While this might not be your life, for many of us who are divorced or separated, this is our reality. “Happily ever after” doesn’t always look the way we imagined it would when we first brought our child into the world. This point is driven home at the holidays when schedules and budgets become even tighter than normal. Everyone envisions spending the holidays with their child by their side, and tempers can flare when previous agreements about custody conflict with our desires.
It seems like an impossible task, but we can effectively co-parent through the holidays if we are willing and follow a little bit of the same advice that we give our children: “You have to share.”
Sharing Really Is Caring
We teach this basic life skill to our children before they are old enough to even speak. Sharing is caring. Sharing is nice. It’s a little different when you have to do it while you’re facing the possibility of your baby missing an important family tradition because they are with their other parent.
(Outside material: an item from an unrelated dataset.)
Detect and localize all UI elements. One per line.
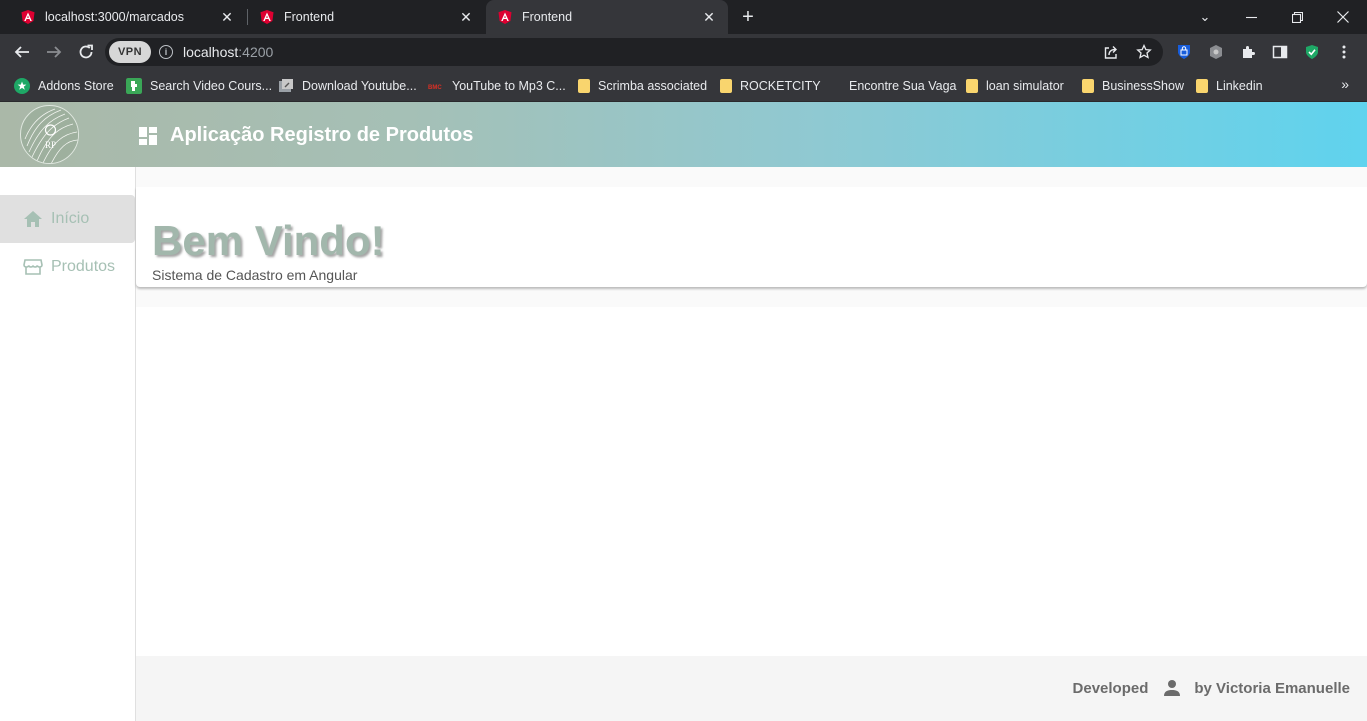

You can do this, I promise.
Part of being an effective co-parent is remembering that you are equals, and everybody deserves a turn with your child, especially during the holidays.
Don’t Be Mean
Your ex might drive you crazy for a variety of reasons. I’m sure they are good reasons, and you have every right to feel whatever series of emotions that come into play while dealing with them. When they are being difficult about who will have your child on which day, you may feel the need to lash out. Resist this urge, my friend. It is the holiday season, and besides that, any frustration you feel does not need to be shown in front of your child.
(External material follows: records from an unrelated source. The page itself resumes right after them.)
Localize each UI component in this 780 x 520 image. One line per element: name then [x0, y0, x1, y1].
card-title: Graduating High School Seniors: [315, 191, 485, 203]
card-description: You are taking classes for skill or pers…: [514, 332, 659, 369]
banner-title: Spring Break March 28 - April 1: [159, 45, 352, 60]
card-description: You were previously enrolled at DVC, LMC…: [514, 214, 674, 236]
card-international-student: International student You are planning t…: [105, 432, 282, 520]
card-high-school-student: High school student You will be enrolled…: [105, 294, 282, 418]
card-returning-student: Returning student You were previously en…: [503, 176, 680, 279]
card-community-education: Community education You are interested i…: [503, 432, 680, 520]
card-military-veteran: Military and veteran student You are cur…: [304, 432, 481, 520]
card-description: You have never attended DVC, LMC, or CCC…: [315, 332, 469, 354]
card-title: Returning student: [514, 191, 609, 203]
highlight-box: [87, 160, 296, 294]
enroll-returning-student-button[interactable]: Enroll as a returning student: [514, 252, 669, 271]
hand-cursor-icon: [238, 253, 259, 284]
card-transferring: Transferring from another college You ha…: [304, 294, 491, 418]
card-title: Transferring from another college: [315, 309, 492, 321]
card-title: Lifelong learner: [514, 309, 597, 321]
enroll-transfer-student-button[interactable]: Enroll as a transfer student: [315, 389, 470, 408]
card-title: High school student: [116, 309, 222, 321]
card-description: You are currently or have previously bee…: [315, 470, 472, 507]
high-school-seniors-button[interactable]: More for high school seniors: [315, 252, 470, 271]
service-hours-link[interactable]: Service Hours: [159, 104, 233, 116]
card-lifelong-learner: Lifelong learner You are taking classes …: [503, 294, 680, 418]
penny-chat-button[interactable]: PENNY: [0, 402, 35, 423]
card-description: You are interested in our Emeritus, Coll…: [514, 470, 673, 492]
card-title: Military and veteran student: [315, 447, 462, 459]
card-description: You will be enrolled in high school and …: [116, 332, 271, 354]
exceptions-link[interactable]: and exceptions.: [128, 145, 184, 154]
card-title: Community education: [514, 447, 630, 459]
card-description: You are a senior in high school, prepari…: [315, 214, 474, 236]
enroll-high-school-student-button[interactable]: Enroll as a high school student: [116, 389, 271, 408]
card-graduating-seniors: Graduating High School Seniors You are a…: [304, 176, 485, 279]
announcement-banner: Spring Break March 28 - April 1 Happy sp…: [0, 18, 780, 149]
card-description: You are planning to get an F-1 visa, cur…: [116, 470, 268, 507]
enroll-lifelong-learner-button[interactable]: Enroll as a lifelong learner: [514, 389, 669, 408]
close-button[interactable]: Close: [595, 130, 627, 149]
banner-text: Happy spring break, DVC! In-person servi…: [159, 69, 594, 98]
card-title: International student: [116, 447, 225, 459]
The greatest gift your child can see this season is to watch her parents talk things through and resolve conflicts peacefully. Grit your teeth and bear it, and don’t be mean (even if they deserve it).
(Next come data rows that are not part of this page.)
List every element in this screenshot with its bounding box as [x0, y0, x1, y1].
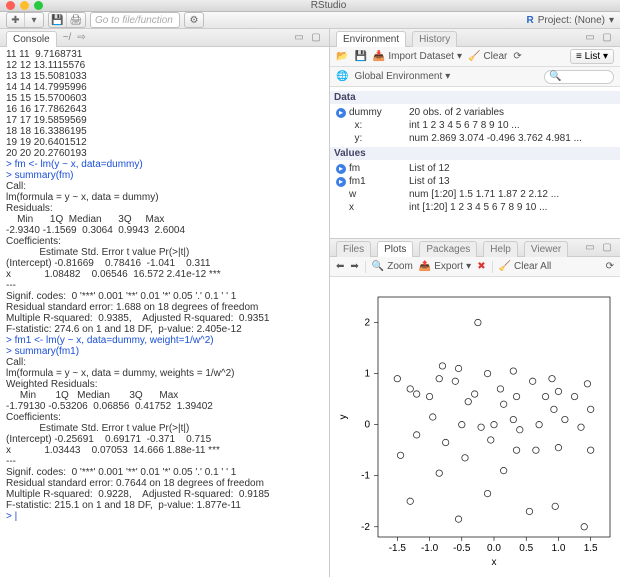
chevron-down-icon: ▾ — [609, 15, 614, 26]
env-scope-selector[interactable]: Global Environment ▾ — [354, 71, 450, 82]
svg-text:x: x — [492, 557, 497, 568]
minimize-window-icon[interactable] — [20, 1, 29, 10]
env-pane-header: Environment History ▭ ▢ — [330, 29, 620, 47]
import-dataset-button[interactable]: 📥 Import Dataset ▾ — [373, 51, 462, 62]
plots-toolbar: ⬅ ➡ 🔍 Zoom 📤 Export ▾ ✖ 🧹 Clear All ⟳ — [330, 257, 620, 277]
env-search-input[interactable]: 🔍 — [544, 70, 614, 84]
svg-text:-1: -1 — [361, 471, 370, 482]
console-pane-header: Console ~/ ⇨ ▭ ▢ — [0, 29, 329, 47]
goto-placeholder: Go to file/function — [95, 15, 173, 26]
env-scope-bar: 🌐 Global Environment ▾ 🔍 — [330, 67, 620, 87]
new-open-buttons[interactable]: ✚ ▾ — [6, 12, 44, 28]
globe-icon: 🌐 — [336, 71, 348, 82]
project-selector[interactable]: R Project: (None) ▾ — [526, 15, 614, 26]
window-title: RStudio — [43, 0, 614, 11]
clear-all-button[interactable]: 🧹 Clear All — [499, 261, 552, 272]
svg-text:0: 0 — [364, 420, 370, 431]
plot-canvas: -1.5 -1.0 -0.5 0.0 0.5 1.0 1.5 -2 -1 0 1 2 x y — [330, 277, 620, 577]
env-view-mode[interactable]: ≡ List ▾ — [570, 49, 614, 64]
minimize-pane-icon[interactable]: ▭ — [292, 31, 306, 45]
new-file-icon[interactable]: ✚ — [7, 13, 25, 27]
tab-files[interactable]: Files — [336, 241, 371, 257]
next-plot-icon[interactable]: ➡ — [350, 261, 358, 272]
tab-viewer[interactable]: Viewer — [524, 241, 568, 257]
prev-plot-icon[interactable]: ⬅ — [336, 261, 344, 272]
save-workspace-icon[interactable]: 💾 — [354, 51, 366, 62]
maximize-pane-icon[interactable]: ▢ — [309, 31, 323, 45]
maximize-env-icon[interactable]: ▢ — [600, 31, 614, 45]
goto-file-input[interactable]: Go to file/function — [90, 12, 180, 28]
zoom-window-icon[interactable] — [34, 1, 43, 10]
minimize-plots-icon[interactable]: ▭ — [583, 241, 597, 255]
svg-text:-2: -2 — [361, 522, 370, 533]
main-toolbar: ✚ ▾ 💾 🖨 Go to file/function ⚙ R Project:… — [0, 12, 620, 29]
window-titlebar: RStudio — [0, 0, 620, 12]
clear-env-button[interactable]: 🧹 Clear — [468, 51, 507, 62]
remove-plot-icon[interactable]: ✖ — [477, 261, 485, 272]
svg-text:0.0: 0.0 — [487, 543, 501, 554]
console-path: ~/ — [63, 32, 72, 43]
tab-plots[interactable]: Plots — [377, 241, 413, 257]
tab-packages[interactable]: Packages — [419, 241, 477, 257]
tools-buttons[interactable]: ⚙ — [184, 12, 204, 28]
svg-text:1.0: 1.0 — [551, 543, 565, 554]
tab-environment[interactable]: Environment — [336, 31, 406, 47]
load-workspace-icon[interactable]: 📂 — [336, 51, 348, 62]
export-button[interactable]: 📤 Export ▾ — [419, 261, 471, 272]
maximize-plots-icon[interactable]: ▢ — [600, 241, 614, 255]
tab-history[interactable]: History — [412, 31, 457, 47]
save-print-buttons[interactable]: 💾 🖨 — [48, 12, 86, 28]
refresh-plot-icon[interactable]: ⟳ — [606, 261, 614, 272]
plots-pane-header: Files Plots Packages Help Viewer ▭ ▢ — [330, 239, 620, 257]
tools-icon[interactable]: ⚙ — [185, 13, 203, 27]
svg-text:-1.0: -1.0 — [421, 543, 439, 554]
project-label: Project: (None) — [538, 15, 605, 26]
environment-list[interactable]: Data▸dummy20 obs. of 2 variables x:int 1… — [330, 87, 620, 238]
console-output[interactable]: 11 11 9.716873112 12 13.111557613 13 15.… — [0, 47, 329, 577]
tab-console[interactable]: Console — [6, 31, 57, 47]
close-window-icon[interactable] — [6, 1, 15, 10]
svg-text:0.5: 0.5 — [519, 543, 533, 554]
traffic-lights — [6, 1, 43, 10]
zoom-button[interactable]: 🔍 Zoom — [372, 261, 413, 272]
svg-text:1: 1 — [364, 369, 370, 380]
svg-text:-1.5: -1.5 — [389, 543, 407, 554]
env-toolbar: 📂 💾 📥 Import Dataset ▾ 🧹 Clear ⟳ ≡ List … — [330, 47, 620, 67]
print-icon[interactable]: 🖨 — [67, 13, 85, 27]
svg-text:2: 2 — [364, 318, 370, 329]
svg-text:y: y — [338, 415, 349, 420]
svg-text:1.5: 1.5 — [584, 543, 598, 554]
svg-text:-0.5: -0.5 — [453, 543, 471, 554]
tab-help[interactable]: Help — [483, 241, 518, 257]
refresh-icon[interactable]: ⟳ — [513, 51, 521, 62]
console-path-icon[interactable]: ⇨ — [77, 32, 85, 43]
minimize-env-icon[interactable]: ▭ — [583, 31, 597, 45]
rlogo-icon: R — [526, 15, 533, 26]
open-file-icon[interactable]: ▾ — [25, 13, 43, 27]
save-icon[interactable]: 💾 — [49, 13, 67, 27]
Ask for Help If You’re in Trouble
If you find that tensions are growing every year, it is time for you to take action. If you and your ex cannot get along, try some new options to keep things civil. That means you can communicate through other channels: find a level-headed relative or mutual friend to help the two of you sort through your differences without taking sides.
Consider a great family counselor to reach a resolution that will smooth the process of having to talk with each other. There is no shame in asking for help, especially when you’re struggling.
In an ideal world, you would always have your child by your side every day—even holidays. Remember that they have another parent who loves them just as much as you do, and they are feeling the same conflict in having to share that you do. Take a deep breath, count to 10 and prepare to play fair.
Maybe a holiday miracle will happen and you all can get along—even if it is just for the kids.